The main characters of this drama are mainly young people from the 88th generation in Korea (1988). They have experienced the most glorious period in South Korea, and also suffered the most depressed period in South Korea. This drama not only challenges South Korea's marriage concept and patriarchal culture, but also realistically describes the plight of young people in South Korea. One can't afford a house, but the other has become a house slave. At this time, marriage is not based on love for them, but on practical considerations.

Gary becker, a sociologist, said: "When the expected income from marriage is greater than that from being single, people will choose to get married! 」

?

Image source: "The First Time in My Life" stills.

Is it necessary to get married? Is getting married because of love? For the first time in my life, these views have been repeatedly challenged. Although the hero and heroine eventually sublimated their friendship into love because of this contract marriage, they also challenged the necessity of marriage in the end.

When people equate marriage with love, what does the screenwriter of This Life want to tell the audience for the first time? "In front of marriage, love is more sacred! 」 ? Marriage is simple and difficult, but without love, isn't marriage a contract? Don't let the word marriage limit and define your love.

2. "Yueyue" Image source: "Yueyue" stills.

Is the essence of marriage love?

The same is true of the topic of "contract marriage". The Japanese drama "The Wife with a Monthly Salary" tells this story easily and interestingly, and the main axis is also around the value of women after marriage. The hero and heroine in The Wife with a Monthly Salary have no emotional foundation, and only regard marriage as a fair cooperative contract in life and income.

Image source: "Monthly Salary Wife" stills.

This ridiculous contract marriage, to some extent, also takes us to examine the "nature of marriage." Is marriage equal to the happy ending of love? Or is it just a contract? Just as the mainstream values think that marriage is the expression of true love and the symbol of love's blossom and fruit, the rational dialogue between the hero and heroine is repeatedly used in The Wife with a Monthly Salary, which makes us clear that marriage is a contract, and you can choose to sign it or not.

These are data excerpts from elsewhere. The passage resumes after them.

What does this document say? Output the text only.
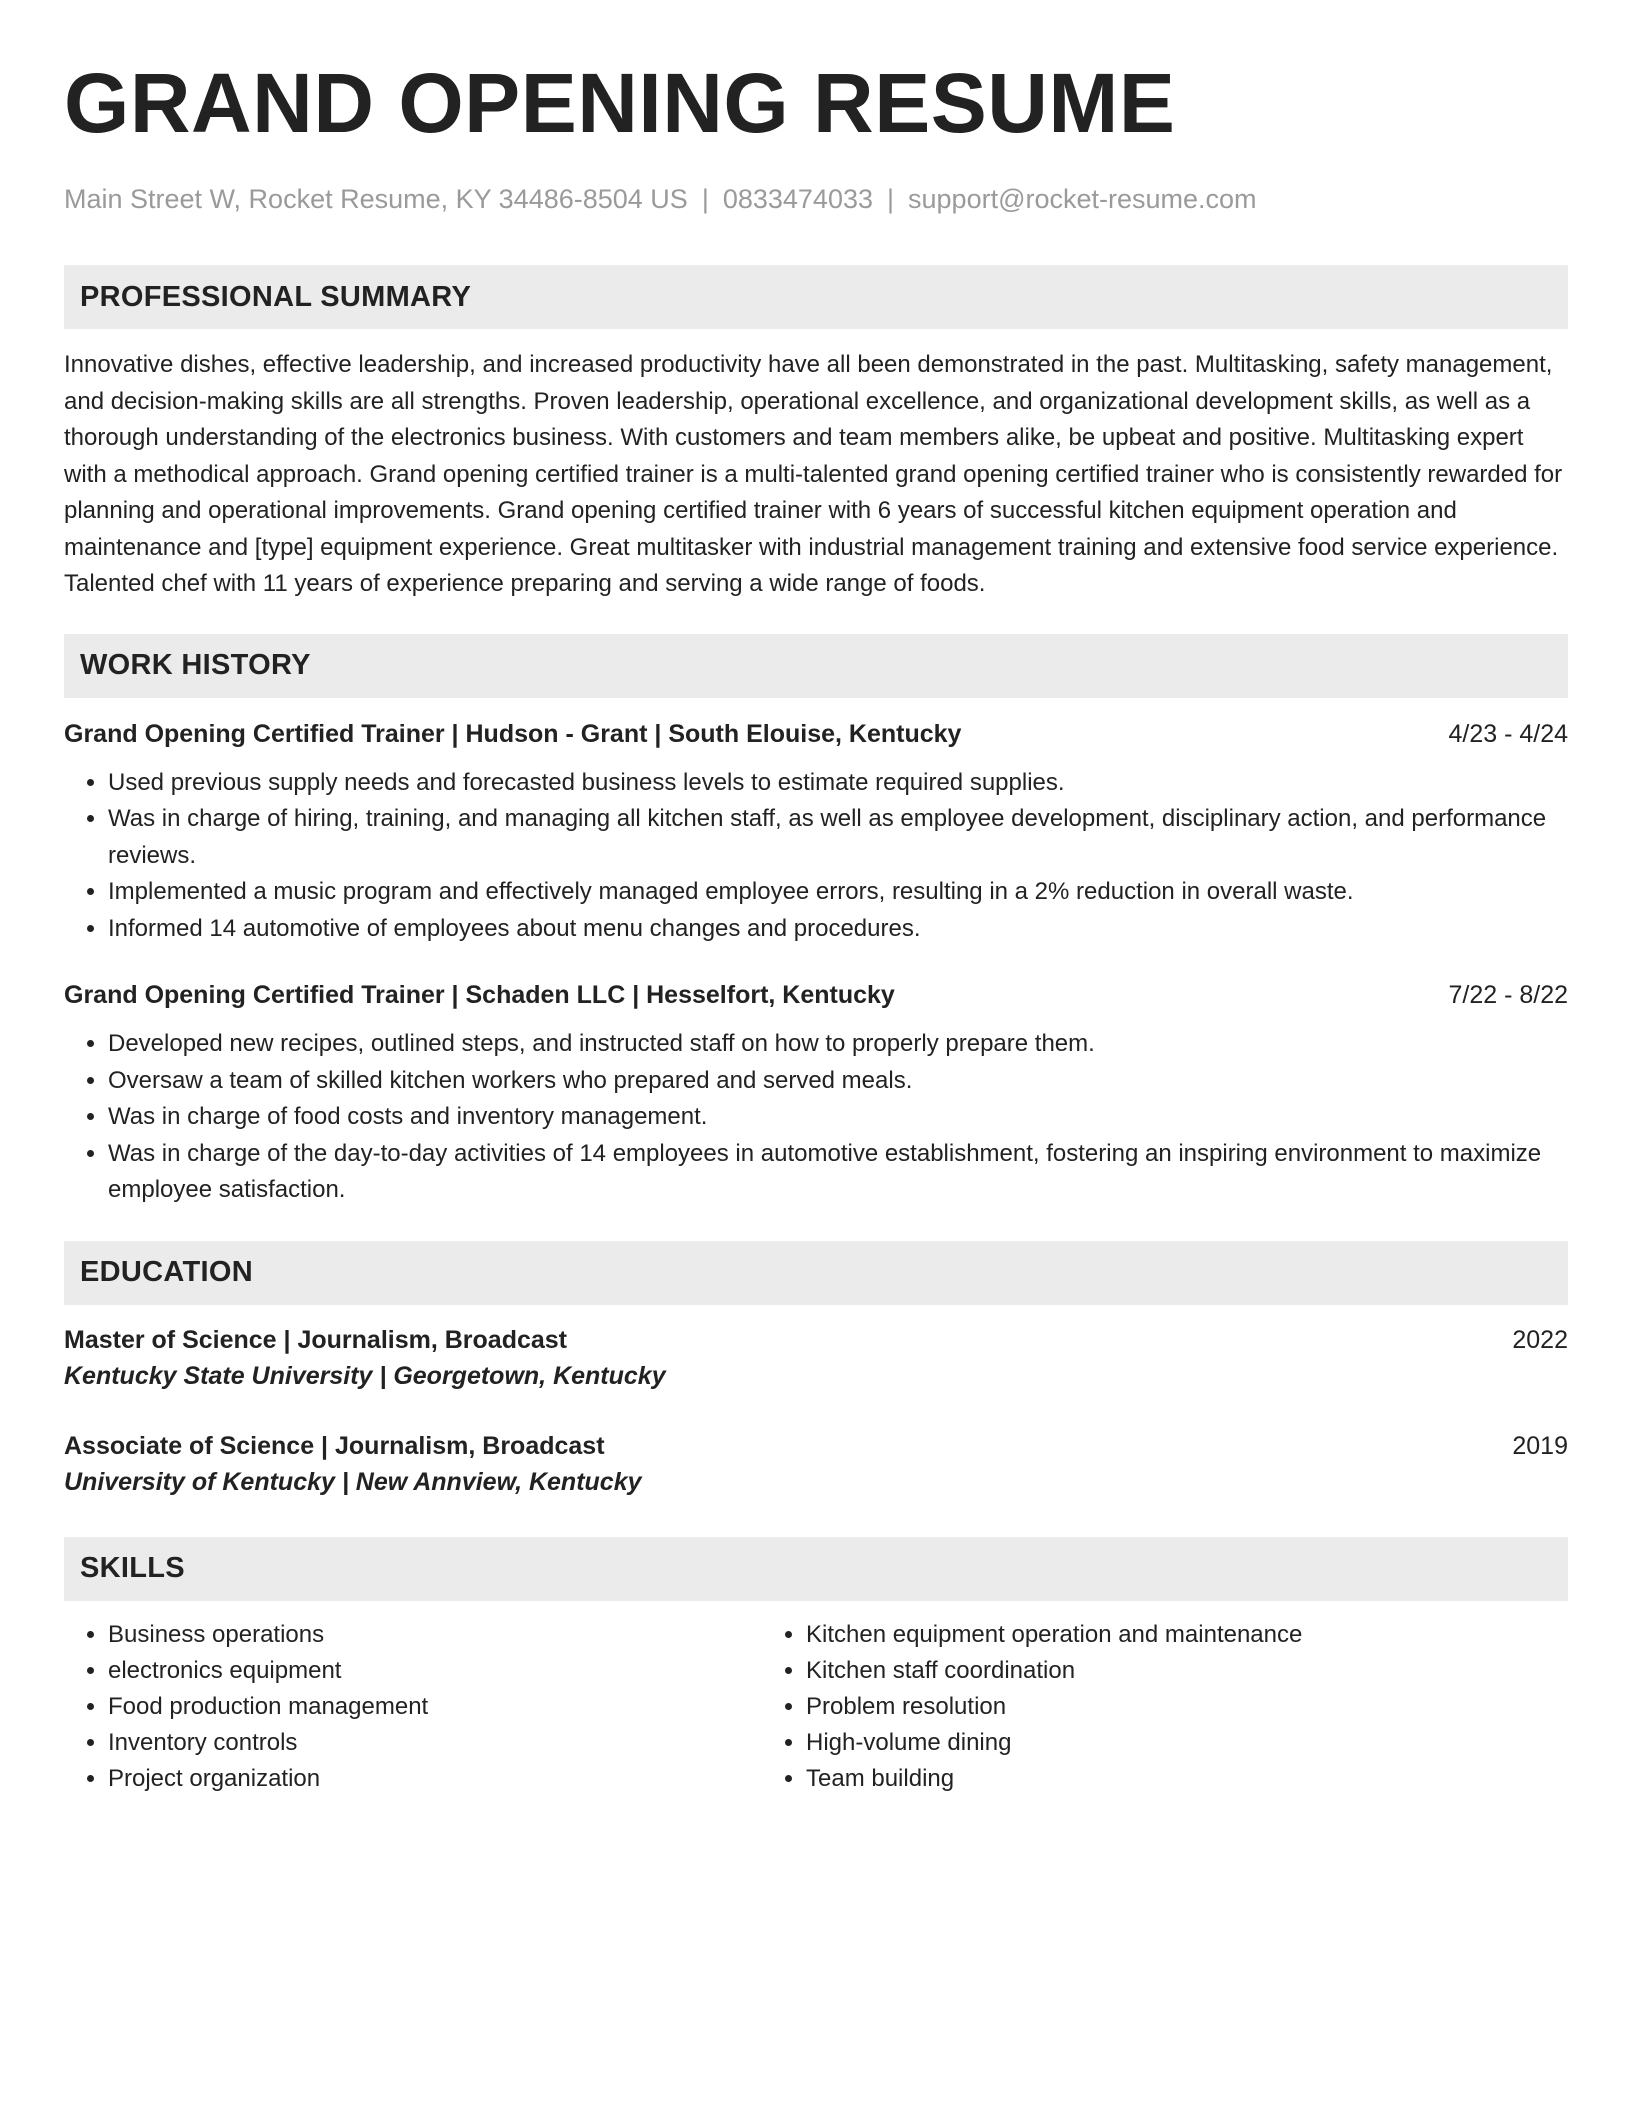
GRAND OPENING RESUME
Main Street W, Rocket Resume, KY 34486-8504 US | 0833474033 | support@rocket-resume.com
PROFESSIONAL SUMMARY

Innovative dishes, effective leadership, and increased productivity have all been demonstrated in the past. Multitasking, safety management, and decision-making skills are all strengths. Proven leadership, operational excellence, and organizational development skills, as well as a thorough understanding of the electronics business. With customers and team members alike, be upbeat and positive. Multitasking expert with a methodical approach. Grand opening certified trainer is a multi-talented grand opening certified trainer who is consistently rewarded for planning and operational improvements. Grand opening certified trainer with 6 years of successful kitchen equipment operation and maintenance and [type] equipment experience. Great multitasker with industrial management training and extensive food service experience. Talented chef with 11 years of experience preparing and serving a wide range of foods.

WORK HISTORY
Grand Opening Certified Trainer | Hudson - Grant | South Elouise, Kentucky	4/23 - 4/24
• Used previous supply needs and forecasted business levels to estimate required supplies.
• Was in charge of hiring, training, and managing all kitchen staff, as well as employee development, disciplinary action, and performance reviews.
• Implemented a music program and effectively managed employee errors, resulting in a 2% reduction in overall waste.
• Informed 14 automotive of employees about menu changes and procedures.
Grand Opening Certified Trainer | Schaden LLC | Hesselfort, Kentucky	7/22 - 8/22
• Developed new recipes, outlined steps, and instructed staff on how to properly prepare them.
• Oversaw a team of skilled kitchen workers who prepared and served meals.
• Was in charge of food costs and inventory management.
• Was in charge of the day-to-day activities of 14 employees in automotive establishment, fostering an inspiring environment to maximize employee satisfaction.
EDUCATION
Master of Science | Journalism, Broadcast	2022
Kentucky State University | Georgetown, Kentucky
Associate of Science | Journalism, Broadcast	2019
University of Kentucky | New Annview, Kentucky
SKILLS
• Business operations
• electronics equipment
• Food production management
• Inventory controls
• Project organization
• Kitchen equipment operation and maintenance
• Kitchen staff coordination
• Problem resolution
• High-volume dining
• Team building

For example, the heroine Meili mistakenly went to the hero Pingkuang's house to be a cleaning housekeeper. When the hero Ping Kuang needed to find a new job because of being laid off by the company, she asked Meili to be naturalized as a formal husband and wife, which made Meili feel that marriage was just a means: she could reasonably use her own means of being a housewife without paying her salary, so Meili responded like this:

"I think as long as we like each other and have love, we can get anything we want, which is simply the exploitation of love. I, Miki Moriyama, resolutely oppose it! 」

Discussions such as the exploitation of love in marriage, women's domestic service, the plight of married women in Japan, and their contributions are taken for granted. When it was first aired, it dropped a shocking bomb on Japan, which is conservative and patriarchal, and brought relevant discussions.